Service going out of fashion???
Service levels in the UK’s fashion retail sector are on the decline, despite the need to keep customers when there are fewer around with less to spend.
That is one of the findings in new research by performance measurement company Grass Roots.
It was found that although slight improvements have been made by staff to establish the needs of their customers (when compared with a previous survey carried out in 2005), significantly less initial assistance is being offered in store.
The survey found that 63% of customers were not offered assistance in the Fitting Room. Staff encouraged just one in five customers to make a purchase – the implications in terms of lost sales opportunities at the first point of contact and during the customer visit are alarming in these difficult times in retail.
Major findings of the study, carried out from 300 mystery shopper visits to 17 high street fashion chain, include:
Reduction in spending power — 62% anticipated that their spending on clothing would reduce in 2009 with 22% seeing the reduction as ‘considerable’. Only 34% of shoppers felt their expenditure would stay the same as 2008.
Time is of the essence — 79% of customers waited over three minutes to be approached by a staff member, a decline of 61% since 2005. The majority of customers (68%) were not approached at all.
Establishing customers needs — Some good news – retail staff are more proactively questioning customers to establish their requirements, an increase of 7% over 2005.
Happy to help — 85% of customers felt the staff member gave them a knowledgeable answer to their enquiry and 80% displayed good product knowledge. 91% of all staff were viewed as helpful and polite.
Fit to sell — Less than half of customers were offered assistance whilst using the Fitting Room. Only 20% of customers were encouraged to make a purchase and as few as 10% of staff suggested additional items to match or complement the article being tried on.
Likelihood to return — The probability of customers returning to a store they visited based on their service experience showed a minor decrease over 2005 to 81%. The number who would recommend the store to friends and family remains fairly consistent at 74%.
Nigel Cover, board director at Grass Roots commented: “We are all painfully aware of how tough it has become on the high street. Our study indicates a huge fall in the number of staff approaching a customer within three minutes of entering the store, which could be seen as a result of retailers having to cut back staff or a more timid approach in difficult times. Comments from our shoppers indicate that staff members are generally available, but they are failing to seize the opportunity to make a good first impression with customers. This is a worrying trend for retailers. Only those that address key service issues will come out of recession with their customers intact and their employees motivated to deliver.”

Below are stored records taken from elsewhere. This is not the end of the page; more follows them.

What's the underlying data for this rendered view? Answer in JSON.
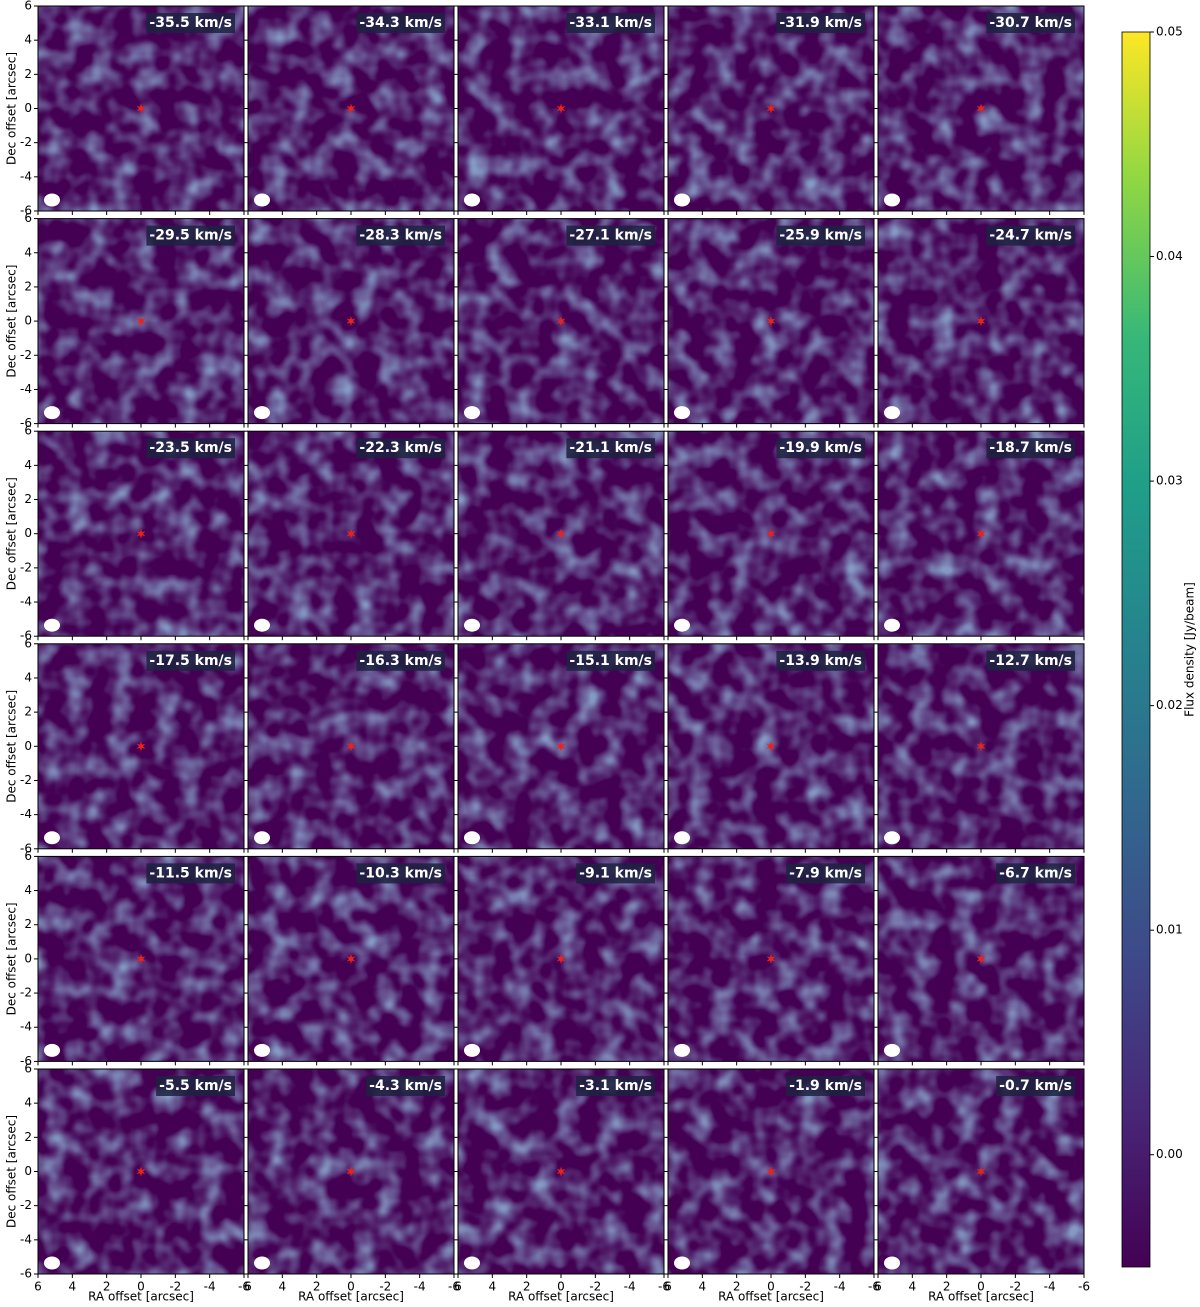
{
  "chart_data": {
    "type": "channel-map",
    "xlabel": "RA offset [arcsec]",
    "ylabel": "Dec offset [arcsec]",
    "columns": 5,
    "channels": [
      "-35.5 km/s",
      "-34.3 km/s",
      "-33.1 km/s",
      "-31.9 km/s",
      "-30.7 km/s",
      "-29.5 km/s",
      "-28.3 km/s",
      "-27.1 km/s",
      "-25.9 km/s",
      "-24.7 km/s",
      "-23.5 km/s",
      "-22.3 km/s",
      "-21.1 km/s",
      "-19.9 km/s",
      "-18.7 km/s",
      "-17.5 km/s",
      "-16.3 km/s",
      "-15.1 km/s",
      "-13.9 km/s",
      "-12.7 km/s",
      "-11.5 km/s",
      "-10.3 km/s",
      "-9.1 km/s",
      "-7.9 km/s",
      "-6.7 km/s",
      "-5.5 km/s",
      "-4.3 km/s",
      "-3.1 km/s",
      "-1.9 km/s",
      "-0.7 km/s"
    ],
    "xlim": [
      6,
      -6
    ],
    "ylim": [
      -6,
      6
    ],
    "xticks": [
      6,
      4,
      2,
      0,
      -2,
      -4,
      -6
    ],
    "yticks": [
      -6,
      -4,
      -2,
      0,
      2,
      4,
      6
    ],
    "source": {
      "x": 0,
      "y": 0,
      "color": "#e8231c"
    },
    "colorbar": {
      "label": "Flux density [Jy/beam]",
      "lim": [
        -0.005,
        0.05
      ],
      "ticks": [
        {
          "value": 0,
          "label": "0.00"
        },
        {
          "value": 0.01,
          "label": "0.01"
        },
        {
          "value": 0.02,
          "label": "0.02"
        },
        {
          "value": 0.03,
          "label": "0.03"
        },
        {
          "value": 0.04,
          "label": "0.04"
        },
        {
          "value": 0.05,
          "label": "0.05"
        }
      ]
    }
  }
}
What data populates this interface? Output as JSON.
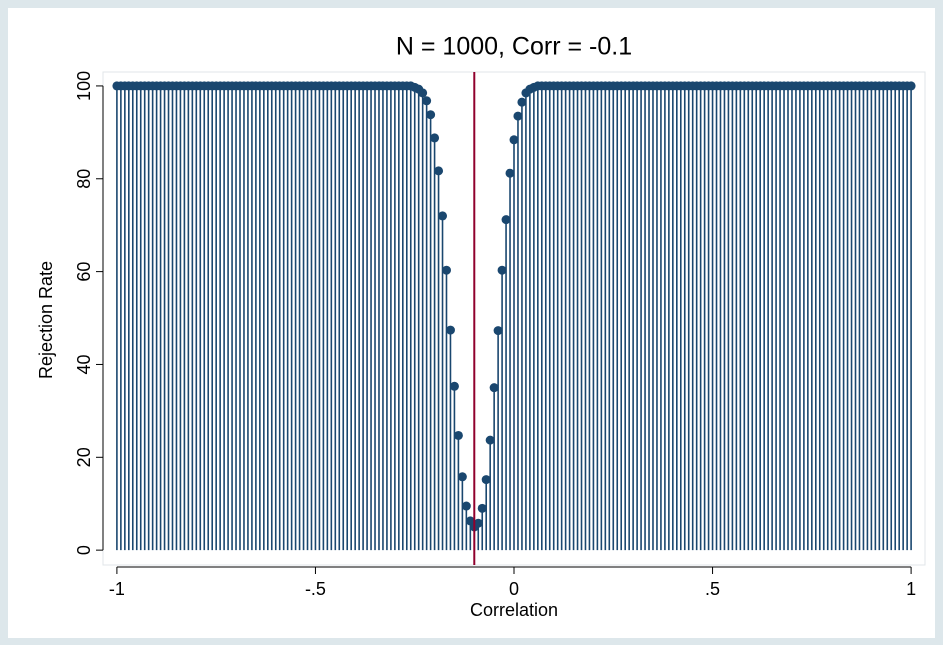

The survey found that over 60% of shoppers will be spending less on fashion this year and that just over a quarter of all customers would not recommend the store they visited to friends and family. Cover said these are clear warning signs to retailers.
He added: “Those who invest in understanding the current needs of their customers and honing the knowledge and skills of their frontline staff accordingly, have the greatest opportunity to retain shopper loyalty albeit with their reduced spend, in today’s climate.”